Voice of the Restaurant Industry
Dear US Airways:
I’m writing to tell you about my friend Joanie. She’s a flight attendant for your airline. Joanie and I haven’t been friends for a long time. Actually I just met her yesterday. But you know what? It feels like we’ve been friends forever.
I met her in Charlotte, NC. I was on my way back home to Lexington KY after several days in Dallas on business. Flight #3832 was scheduled to depart at 2:25pm from Charlotte and we ended up boarding closer to 3:00pm which didn’t seem unusual.
For some reason I don’t like to get on airplanes before it’s absolutely necessary. I was one of the last to board. When I finally walked through the door of the plane and was greeted by Joanie, I had no idea that I was about to have my molecules rearranged. After all I have been a frequent passenger in the “not so friendly skies” for most of my 30 year career. I am used to the half hearted effort by airline personnel and I think I have become immune to it. For me it’s a foregone conclusion that on a good day the service will be average and on a bad day – fahgettaboutit!

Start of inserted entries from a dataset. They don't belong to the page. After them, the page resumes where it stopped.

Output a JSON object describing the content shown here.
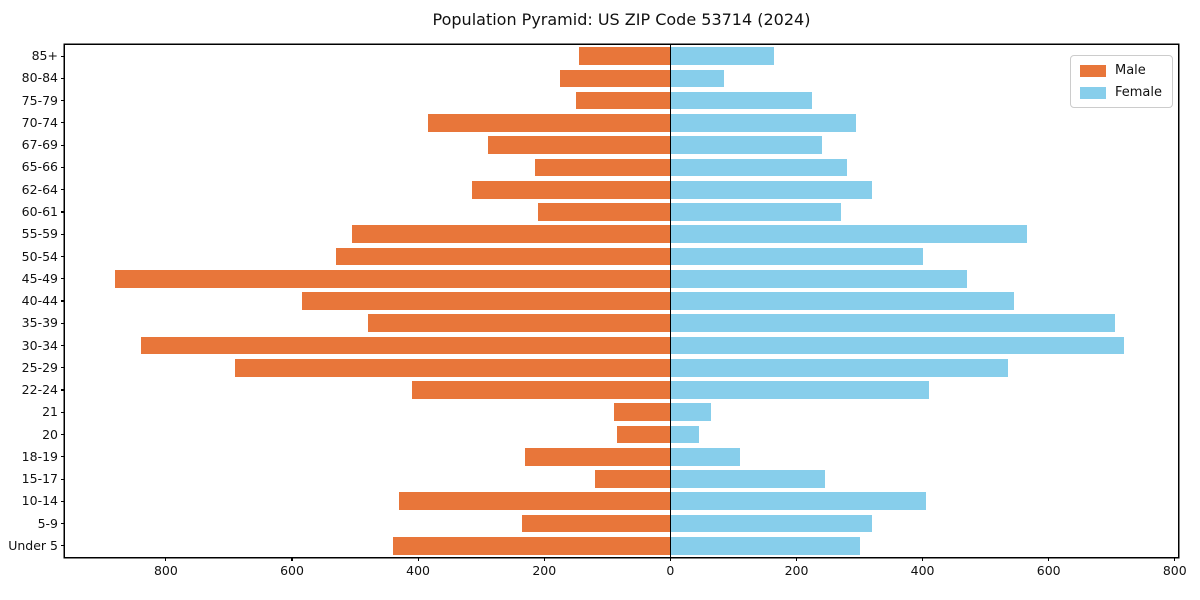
{
  "title": "Population Pyramid: US ZIP Code 53714 (2024)",
  "chart_data": {
    "type": "bar",
    "orientation": "horizontal-diverging",
    "title": "Population Pyramid: US ZIP Code 53714 (2024)",
    "xlabel": "",
    "ylabel": "",
    "categories": [
      "85+",
      "80-84",
      "75-79",
      "70-74",
      "67-69",
      "65-66",
      "62-64",
      "60-61",
      "55-59",
      "50-54",
      "45-49",
      "40-44",
      "35-39",
      "30-34",
      "25-29",
      "22-24",
      "21",
      "20",
      "18-19",
      "15-17",
      "10-14",
      "5-9",
      "Under 5"
    ],
    "series": [
      {
        "name": "Male",
        "side": "left",
        "color": "#e8763a",
        "values": [
          145,
          175,
          150,
          385,
          290,
          215,
          315,
          210,
          505,
          530,
          880,
          585,
          480,
          840,
          690,
          410,
          90,
          85,
          230,
          120,
          430,
          235,
          440
        ]
      },
      {
        "name": "Female",
        "side": "right",
        "color": "#87ceeb",
        "values": [
          165,
          85,
          225,
          295,
          240,
          280,
          320,
          270,
          565,
          400,
          470,
          545,
          705,
          720,
          535,
          410,
          65,
          45,
          110,
          245,
          405,
          320,
          300
        ]
      }
    ],
    "x_ticks": [
      -800,
      -600,
      -400,
      -200,
      0,
      200,
      400,
      600,
      800
    ],
    "x_tick_labels": [
      "800",
      "600",
      "400",
      "200",
      "0",
      "200",
      "400",
      "600",
      "800"
    ],
    "xlim": [
      -960,
      805
    ],
    "grid": false,
    "zero_line": true,
    "legend": {
      "position": "upper right",
      "entries": [
        "Male",
        "Female"
      ]
    }
  }
}
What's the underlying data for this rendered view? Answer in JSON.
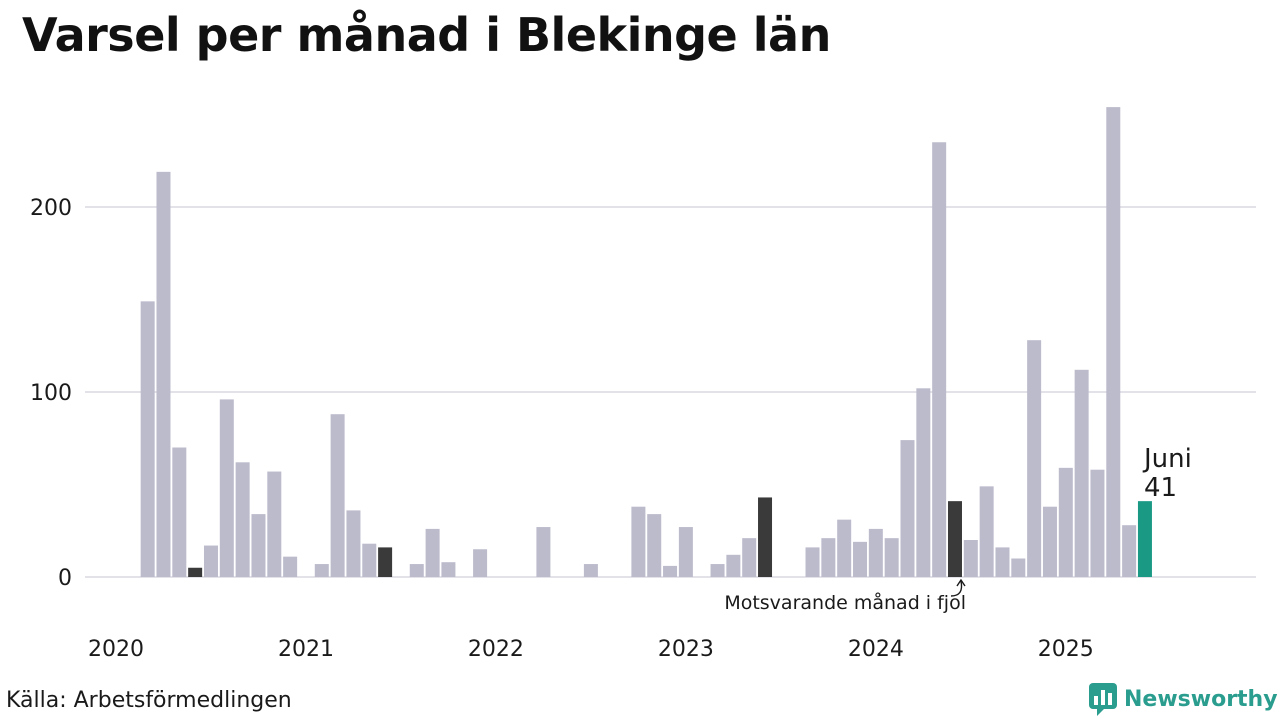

After stowing my stuff in the overhead compartment, I settled into my 3rd row seat and in accordance with FAA regulations I buckled in and shut off my electronic device. After I clicked the seat belt buckle I realized my book had been stowed away, forcing me to my last resort – the magazine located in the seat pocket in front of me. As I paged through this less than stimulating piece of literature, Joanie began to recite the safety instructions that all of us know practically by heart.
It didn’t take long after she uttered the words, “Welcome aboard US Airways flight #3832” to know that Joanie wasn’t just another flight attendant. My first clue came when she warned us if we didn’t pay attention to the safety instructions she just shared, she would ignore us if we had any questions later. The rest of her announcements were peppered with one-liners and sarcastic quips which were funny but never inappropriate. Her comedic delivery was like that of a professional and if you closed your eyes you could swear it was Joan Rivers in her prime. Lucky for Joanie with your eyes open there was no resemblance.
I’ve always had a fondness for Southwest Airlines because they set the standard for “making flying fun”. While Joanie was funny what impressed me most was her authenticity and genuine concern for her passengers. This wasn’t just a comedy routine. There was so much more to it than that. This was a service person with a higher purpose. She was there not only to serve us and share “the safety features of the aircraft”; she was there to MAKE OUR DAY! Her omnipresent smile, quick wit and wonderful sense of humor delighted everyone who was willing to be delighted. She did it all with an air of sincerity which in this reporter’s opinion really made the difference.
As we pulled up to the gate in Lexington, her welcome announcement was fun and upbeat. I noticed something she said that really resonated with me. It went something like this, “Make everyday a special day!” I thought to myself, that’s Joanie for ya.
When the seat belt sign was no longer illuminated, I decided to wait to be the last one off the plane so I could spend some time talking to Joanie. As the passengers shuffled by I was trying to figure out how to approach her so she wouldn’t think I had an ulterior motive. My contemplation was disrupted by something highly unusual. This is no exaggeration. Many of the deplaning passengers addressed Joanie by name as they bid her farewell. Not sure I’ve ever experienced anything quite like it!
When it was my turn to exit, I asked her if she’d mind if I walked with her to the baggage claim area. I wanted her to know she had just become one of my SERVICE HEROS. The pilots assured her they would serve as bodyguards just in case I tried to pull a fast one. I think, I hope, I’m almost positive they were saying that in jest. Of course Joanie graciously accepted. During the 15 minute walk I was able to express my appreciation and validate my assumption.
The bottom line – Joanie is the real deal. She’s a Mom to 1 girl and 5 boys and they reside on Long Island. We had an enjoyable conversation about life, customer service and making the most of every day. It was so refreshing for me to meet someone who understands what it takes to provide extraordinary customer service.
In closing I’d like to share my three hopes…
First, I hope Joanie reads this letter. We parted company so quickly, I’m not sure she knows how to get to this blog post.
My second hope is that someone at US Airways will provide Joanie with some sort of special honor. And I’m not talking about an “atta girl” letter. Someone in your organization needs to make her day! I’m talking full Spa treatment (massage, pedi, mani, etc.) in the morning, a shopping spree in the early afternoon, followed by dinner and a Broadway show for Joanie and her husband that evening. Seems like a small price to pay for someone who has spent her career making a difference with literally thousands of passengers.
My final hope is that at least one person in the customer service business reads this and begins to develop a different perspective. I’m not asking everyone who serves customers to think like Joanie or be like Joanie. Trust me she’s one of a kind. What I am asking, is for service people to realize they can make a difference. That they can help make this crazy world we live in a kinder, gentler, more joyful place. To be authentic and approach each day with a sense of purpose!
Please send along my special thanks to Joanie. Even though our friendship lasted just over an hour she made a lasting impression on me. I hope I’m lucky enough to be on one of her flights in the future.